The advertising and marketing giant posted organic revenue growth of 3% for the quarter, supported by continued investments in its AI-driven operating platform, Omni. Total revenue rose 4.2% year-over-year to $4.02 billion, compared with $3.85 billion in the same quarter last year.
While Omnicom’s operating income fell 13.9% to $439.2 million, largely due to acquisition and restructuring costs, adjusted earnings remained solid.

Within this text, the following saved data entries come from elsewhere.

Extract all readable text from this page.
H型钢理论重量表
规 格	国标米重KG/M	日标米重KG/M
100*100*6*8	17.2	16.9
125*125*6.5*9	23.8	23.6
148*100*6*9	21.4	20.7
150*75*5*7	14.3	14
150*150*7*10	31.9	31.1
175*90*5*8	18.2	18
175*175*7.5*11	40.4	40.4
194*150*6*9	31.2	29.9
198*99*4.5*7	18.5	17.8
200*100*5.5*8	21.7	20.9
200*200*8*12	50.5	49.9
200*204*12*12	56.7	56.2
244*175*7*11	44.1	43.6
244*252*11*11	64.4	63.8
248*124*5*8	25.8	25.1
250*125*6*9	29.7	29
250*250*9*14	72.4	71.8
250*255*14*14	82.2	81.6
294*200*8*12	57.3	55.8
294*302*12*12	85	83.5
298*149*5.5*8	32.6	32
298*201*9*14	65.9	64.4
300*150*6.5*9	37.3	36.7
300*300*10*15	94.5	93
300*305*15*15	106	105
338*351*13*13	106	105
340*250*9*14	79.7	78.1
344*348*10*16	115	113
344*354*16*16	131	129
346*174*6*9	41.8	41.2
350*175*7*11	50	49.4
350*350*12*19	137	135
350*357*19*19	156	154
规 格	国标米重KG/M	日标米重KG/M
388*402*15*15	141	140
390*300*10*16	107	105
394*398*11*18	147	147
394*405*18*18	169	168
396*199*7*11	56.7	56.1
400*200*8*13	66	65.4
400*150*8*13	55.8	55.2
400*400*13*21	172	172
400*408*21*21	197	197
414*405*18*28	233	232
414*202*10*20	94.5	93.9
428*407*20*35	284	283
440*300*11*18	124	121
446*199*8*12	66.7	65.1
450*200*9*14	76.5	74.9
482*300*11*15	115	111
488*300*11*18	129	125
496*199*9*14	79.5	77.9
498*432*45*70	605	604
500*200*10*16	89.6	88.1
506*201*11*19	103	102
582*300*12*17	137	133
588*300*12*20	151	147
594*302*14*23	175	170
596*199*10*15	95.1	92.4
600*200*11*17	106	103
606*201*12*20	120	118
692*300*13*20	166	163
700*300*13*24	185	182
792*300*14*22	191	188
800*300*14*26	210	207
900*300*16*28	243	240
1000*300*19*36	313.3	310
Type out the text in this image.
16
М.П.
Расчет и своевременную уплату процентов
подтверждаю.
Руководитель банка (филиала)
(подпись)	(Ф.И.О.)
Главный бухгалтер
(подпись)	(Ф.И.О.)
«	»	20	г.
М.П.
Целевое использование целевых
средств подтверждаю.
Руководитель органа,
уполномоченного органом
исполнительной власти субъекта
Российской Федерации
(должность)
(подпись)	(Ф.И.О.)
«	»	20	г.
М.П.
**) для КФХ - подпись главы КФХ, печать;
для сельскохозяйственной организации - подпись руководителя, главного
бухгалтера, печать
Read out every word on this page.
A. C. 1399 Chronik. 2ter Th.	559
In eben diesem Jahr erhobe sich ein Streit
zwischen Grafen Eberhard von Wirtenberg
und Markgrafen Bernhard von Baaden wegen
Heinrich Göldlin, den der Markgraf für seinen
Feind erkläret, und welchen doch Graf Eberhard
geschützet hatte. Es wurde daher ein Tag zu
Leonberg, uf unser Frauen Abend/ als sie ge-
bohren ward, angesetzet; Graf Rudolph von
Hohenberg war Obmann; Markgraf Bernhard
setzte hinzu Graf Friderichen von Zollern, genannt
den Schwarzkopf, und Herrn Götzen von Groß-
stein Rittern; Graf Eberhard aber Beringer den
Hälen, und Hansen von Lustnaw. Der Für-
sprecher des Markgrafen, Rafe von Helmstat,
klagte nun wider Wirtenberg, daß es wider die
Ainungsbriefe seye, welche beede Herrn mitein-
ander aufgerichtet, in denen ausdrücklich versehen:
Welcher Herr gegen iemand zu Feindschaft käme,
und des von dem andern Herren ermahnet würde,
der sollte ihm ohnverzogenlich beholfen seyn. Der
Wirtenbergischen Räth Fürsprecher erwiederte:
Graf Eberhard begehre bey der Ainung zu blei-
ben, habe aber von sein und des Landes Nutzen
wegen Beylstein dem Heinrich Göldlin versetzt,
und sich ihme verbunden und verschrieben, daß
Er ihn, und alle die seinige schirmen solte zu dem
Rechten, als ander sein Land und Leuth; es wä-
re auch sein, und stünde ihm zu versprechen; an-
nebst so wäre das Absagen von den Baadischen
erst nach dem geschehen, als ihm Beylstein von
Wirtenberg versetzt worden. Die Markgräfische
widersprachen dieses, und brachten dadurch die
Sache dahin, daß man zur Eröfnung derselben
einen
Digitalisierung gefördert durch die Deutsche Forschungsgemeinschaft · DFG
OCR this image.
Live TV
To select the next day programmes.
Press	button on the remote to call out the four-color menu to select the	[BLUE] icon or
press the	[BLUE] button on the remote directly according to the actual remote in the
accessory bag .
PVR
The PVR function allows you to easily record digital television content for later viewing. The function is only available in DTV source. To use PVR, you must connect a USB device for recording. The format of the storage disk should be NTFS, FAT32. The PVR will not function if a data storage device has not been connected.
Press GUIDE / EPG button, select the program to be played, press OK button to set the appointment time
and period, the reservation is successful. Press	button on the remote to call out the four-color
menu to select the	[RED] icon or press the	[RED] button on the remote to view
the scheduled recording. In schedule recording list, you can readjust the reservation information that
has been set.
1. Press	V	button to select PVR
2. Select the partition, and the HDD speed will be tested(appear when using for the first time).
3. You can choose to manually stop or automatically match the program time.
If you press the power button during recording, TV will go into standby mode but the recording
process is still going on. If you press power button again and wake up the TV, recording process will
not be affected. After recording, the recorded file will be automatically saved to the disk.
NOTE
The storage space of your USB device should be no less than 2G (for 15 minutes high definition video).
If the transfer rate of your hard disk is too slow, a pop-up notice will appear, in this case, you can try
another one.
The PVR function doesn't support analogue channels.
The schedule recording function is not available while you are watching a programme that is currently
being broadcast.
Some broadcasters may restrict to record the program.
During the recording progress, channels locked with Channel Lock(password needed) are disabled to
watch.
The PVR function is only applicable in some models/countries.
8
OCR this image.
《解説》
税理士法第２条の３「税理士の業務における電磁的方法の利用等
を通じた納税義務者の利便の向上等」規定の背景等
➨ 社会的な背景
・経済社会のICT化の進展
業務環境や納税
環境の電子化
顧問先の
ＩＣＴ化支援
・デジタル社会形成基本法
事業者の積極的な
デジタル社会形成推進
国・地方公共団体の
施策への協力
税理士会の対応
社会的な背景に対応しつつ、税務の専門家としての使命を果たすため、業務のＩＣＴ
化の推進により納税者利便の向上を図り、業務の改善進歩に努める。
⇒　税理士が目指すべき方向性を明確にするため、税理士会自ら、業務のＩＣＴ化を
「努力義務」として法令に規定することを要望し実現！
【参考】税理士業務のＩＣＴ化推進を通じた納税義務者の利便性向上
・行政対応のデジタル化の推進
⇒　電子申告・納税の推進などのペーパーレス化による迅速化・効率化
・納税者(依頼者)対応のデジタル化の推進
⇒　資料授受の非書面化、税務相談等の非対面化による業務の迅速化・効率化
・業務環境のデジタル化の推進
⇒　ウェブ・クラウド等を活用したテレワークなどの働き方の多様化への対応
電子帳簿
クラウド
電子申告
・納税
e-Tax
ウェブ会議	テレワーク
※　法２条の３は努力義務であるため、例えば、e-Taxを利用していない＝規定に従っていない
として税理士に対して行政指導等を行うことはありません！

Adjusted EBITA rose 4.1% to $613.8 million, maintaining a stable margin of 15.3%.
Net income dropped to $257.6 million from $328.1 million a year ago, while diluted earnings per share fell to $1.31 from $1.65. However, on an adjusted basis, diluted earnings per share increased 5.1% to $2.05, up from $1.95 last year.
Organic growth was strongest in Media & Advertising, which rose 8.2%, followed by Precision Marketing at 5% and Experiential at 2.9%. These gains were partially offset by declines in Public Relations, Healthcare, and Branding & Retail Commerce. Regionally, Latin America led growth with an 18% organic revenue increase, while Asia Pacific grew 6.5% and the U.S. grew 3%.
Chairman and CEO John Wren highlighted the company’s resilience and agility, saying Omnicom’s continued investment in technology is driving stronger outcomes for clients while improving efficiency.
The company also cleared a significant hurdle for its planned acquisition of rival Interpublic Group, having received U.S. antitrust approval. Omnicom expects to close the deal later this year, a move Wren says will create “significant growth opportunities” for clients, employees, and shareholders.
Expenses rose 7% during the quarter, partly due to $66 million in acquisition-related costs and nearly $89 million in repositioning expenses tied to efficiency initiatives.